Basta incontri separati, basta col modello Sacconi. E' quanto chiede la Cgil al governo Monti in vista del difficile confronto sul mercato del lavoro che si prospetta in questo inizio 2012. E il sindacato di Coprso d'Italia lo fa attraverso Twitter.
La Cgil Nazionale, attraverso il social network, chiede a Monti di non convocare separatamente i sindacati, perché "gli incontri separati stile Sacconi rendono solo tutto più complicato e più lungo".

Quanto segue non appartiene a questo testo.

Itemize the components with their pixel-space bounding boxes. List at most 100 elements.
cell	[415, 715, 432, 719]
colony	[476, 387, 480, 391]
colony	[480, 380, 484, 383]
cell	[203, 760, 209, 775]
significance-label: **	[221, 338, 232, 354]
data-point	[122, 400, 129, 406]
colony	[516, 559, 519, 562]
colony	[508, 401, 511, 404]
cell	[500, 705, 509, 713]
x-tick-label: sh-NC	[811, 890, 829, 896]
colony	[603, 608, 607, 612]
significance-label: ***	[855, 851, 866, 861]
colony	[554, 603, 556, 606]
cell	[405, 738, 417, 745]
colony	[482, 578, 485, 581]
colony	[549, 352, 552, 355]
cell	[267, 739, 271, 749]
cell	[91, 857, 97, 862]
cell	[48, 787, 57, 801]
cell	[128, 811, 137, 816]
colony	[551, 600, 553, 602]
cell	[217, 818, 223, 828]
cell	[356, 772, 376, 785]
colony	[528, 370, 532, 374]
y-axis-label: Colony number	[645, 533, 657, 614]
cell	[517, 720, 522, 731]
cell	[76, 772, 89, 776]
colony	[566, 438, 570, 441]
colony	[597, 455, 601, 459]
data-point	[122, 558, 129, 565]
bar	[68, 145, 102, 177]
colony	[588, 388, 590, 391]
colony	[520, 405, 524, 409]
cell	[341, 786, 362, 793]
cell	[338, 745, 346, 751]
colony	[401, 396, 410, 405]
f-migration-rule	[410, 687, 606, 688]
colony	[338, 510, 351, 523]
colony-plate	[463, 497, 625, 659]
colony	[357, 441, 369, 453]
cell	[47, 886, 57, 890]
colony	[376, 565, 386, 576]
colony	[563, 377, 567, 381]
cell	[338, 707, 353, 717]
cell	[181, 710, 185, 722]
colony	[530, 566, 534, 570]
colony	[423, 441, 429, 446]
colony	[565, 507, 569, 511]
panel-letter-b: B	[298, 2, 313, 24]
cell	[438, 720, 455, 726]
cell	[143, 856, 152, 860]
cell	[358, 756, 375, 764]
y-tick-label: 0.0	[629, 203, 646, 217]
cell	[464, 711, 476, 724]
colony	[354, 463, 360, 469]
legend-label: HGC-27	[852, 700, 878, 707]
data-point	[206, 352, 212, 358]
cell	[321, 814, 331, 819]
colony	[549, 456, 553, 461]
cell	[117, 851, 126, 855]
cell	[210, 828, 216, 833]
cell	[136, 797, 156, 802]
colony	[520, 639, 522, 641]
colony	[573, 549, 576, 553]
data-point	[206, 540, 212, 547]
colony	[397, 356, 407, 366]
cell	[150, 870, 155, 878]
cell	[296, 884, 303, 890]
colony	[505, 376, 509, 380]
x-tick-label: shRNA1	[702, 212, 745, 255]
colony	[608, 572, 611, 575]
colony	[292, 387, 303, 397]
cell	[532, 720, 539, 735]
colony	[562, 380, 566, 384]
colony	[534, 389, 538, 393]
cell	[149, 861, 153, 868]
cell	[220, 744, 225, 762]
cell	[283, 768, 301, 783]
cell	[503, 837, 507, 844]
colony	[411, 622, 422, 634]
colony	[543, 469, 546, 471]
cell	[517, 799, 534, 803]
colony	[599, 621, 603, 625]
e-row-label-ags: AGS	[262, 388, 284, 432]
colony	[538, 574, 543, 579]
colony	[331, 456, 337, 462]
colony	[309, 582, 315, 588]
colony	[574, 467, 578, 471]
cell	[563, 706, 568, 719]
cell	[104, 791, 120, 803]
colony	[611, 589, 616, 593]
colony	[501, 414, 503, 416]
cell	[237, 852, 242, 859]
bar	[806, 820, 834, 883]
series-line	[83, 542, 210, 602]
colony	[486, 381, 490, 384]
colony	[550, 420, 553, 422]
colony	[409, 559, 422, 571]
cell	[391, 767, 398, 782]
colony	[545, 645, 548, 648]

Il sindacato, poi, sempre su Twitter, precisa che sul lavoro "servono progetti su esigenze ed eccellenze del Paese come assetto idrogeologico, energia, trasporti, ambiente, cultura e turismo. Serve un piano del lavoro - si scrive da Corso d'Italia - che tamponi la crisi, crei nuovi posti per giovani e donne, dia prospettiva e speranza al Paese".
Per questo servono "assunzioni incentivate per giovani e donne con contratto di inserimento formativo, la difesa dei posti di lavoro", e "ammortizzatori per chi perde il posto a ogni età e per ogni azienda". La soluzione proposta è "un nuovo sistema contrattuale a due livelli (nazionale e aziendale o territoriale) per tutti, dipendenti privati e pubblici".
Sul fronte contratti, poi, in un altro tweet si legge: "l'accordo del 28 giugno garantisce la rappresentanza sindacale a tutti. Un diritto dei lavoratori prima ancora che del sindacato". E ancora: "bisona abolire l'articolo 8 manovra di agosto, la follia giuridica di Sacconi. I contratti non devono violare le leggi vigenti". Sul tema delle pensioni, infine, sostiene la Cgil, bisogna "riaprire discussione e correggere provvedimenti per chi perderà il lavoro e per chi sta maturando i 40 anni'.
Sempre oggi, il segretario generale Susanna Camusso, intervistata dal quotidiano torinese La Stampa, aveva rivelato di aver avuto un contatto telefonico con il presidente del Consiglio, che considera "una conferma dell'impegno del governo ad aprire il confronto" ma senza fretta perché "continuare a farci dettare i tempi da Bruxelles è un altro errore". Infine la Camusso ha ammonito: "La fretta produce sempre cattivi accordi".